Poco después, el 28 de diciembre, el mandatario del vecino país volvió a la carga con la especie mendaz de que Castillo habría sido destituido de la presidencia y encarcelado de manera ilegal. “El artículo 23 de la Convención Americana establece como derecho político elegir y ser elegido. Para quitar ese derecho se necesita sentencia de juez penal.
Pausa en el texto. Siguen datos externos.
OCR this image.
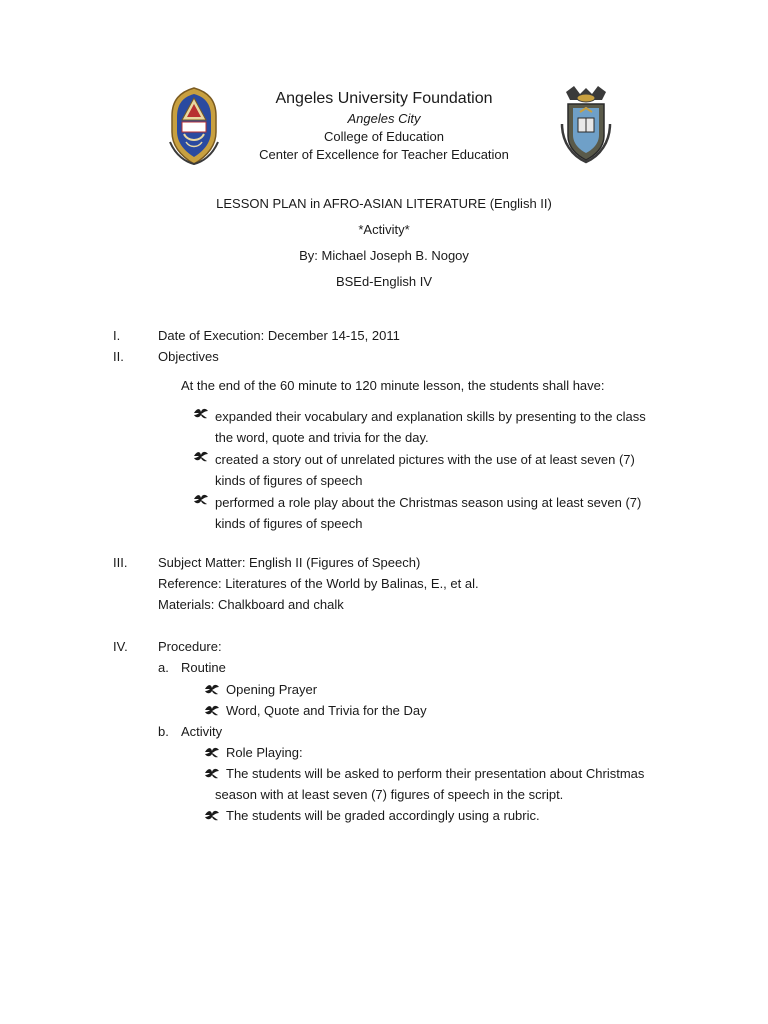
Angeles University Foundation
Angeles City
College of Education
Center of Excellence for Teacher Education
LESSON PLAN in AFRO-ASIAN LITERATURE (English II)
*Activity*
By: Michael Joseph B. Nogoy
BSEd-English IV
I.	Date of Execution: December 14-15, 2011
II.	Objectives
At the end of the 60 minute to 120 minute lesson, the students shall have:
expanded their vocabulary and explanation skills by presenting to the class
the word, quote and trivia for the day.
created a story out of unrelated pictures with the use of at least seven (7)
kinds of figures of speech
performed a role play about the Christmas season using at least seven (7)
kinds of figures of speech
III. Subject Matter: English II (Figures of Speech)
Reference: Literatures of the World by Balinas, E., et al.
Materials: Chalkboard and chalk
IV. Procedure:
a. Routine
Opening Prayer
Word, Quote and Trivia for the Day
b. Activity
Role Playing:
The students will be asked to perform their presentation about Christmas
season with at least seven (7) figures of speech in the script.
The students will be graded accordingly using a rubric.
Tenemos un presidente en Sudamérica elegido popularmente sin poder ejercer su cargo y detenido sin sentencia de juez penal”, dijo… Ignorando que ese expresidente cumple 18 meses de prisión preventiva por los presuntos delitos de rebelión, abuso de autoridad y perturbación de la tranquilidad pública, mientras es investigado por la fiscalía.
Algo muy parecido, además, afirmó en Argentina el 24 de enero pasado, durante una conferencia de prensa ofrecida con ocasión de la cumbre de la Celac celebrada en Buenos Aires.
En una entrevista concedida a la revista colombiana “Semana”, por último, insistió recientemente en que el exgobernante había sido “tumbado” por ser de la sierra y pobre, y no dudó en considerarlo una víctima.
Una colección, en suma, de patrañas que han enrarecido las relaciones entre Colombia y el Perú, pero que, sobre todo, revelan los extremos a los que son capaces de llegar los cómplices internacionales del atentado contra la Constitución que ensayó Pedro Castillo con tal de empujar la ficha de sus intereses políticos e ideológicos en el continente.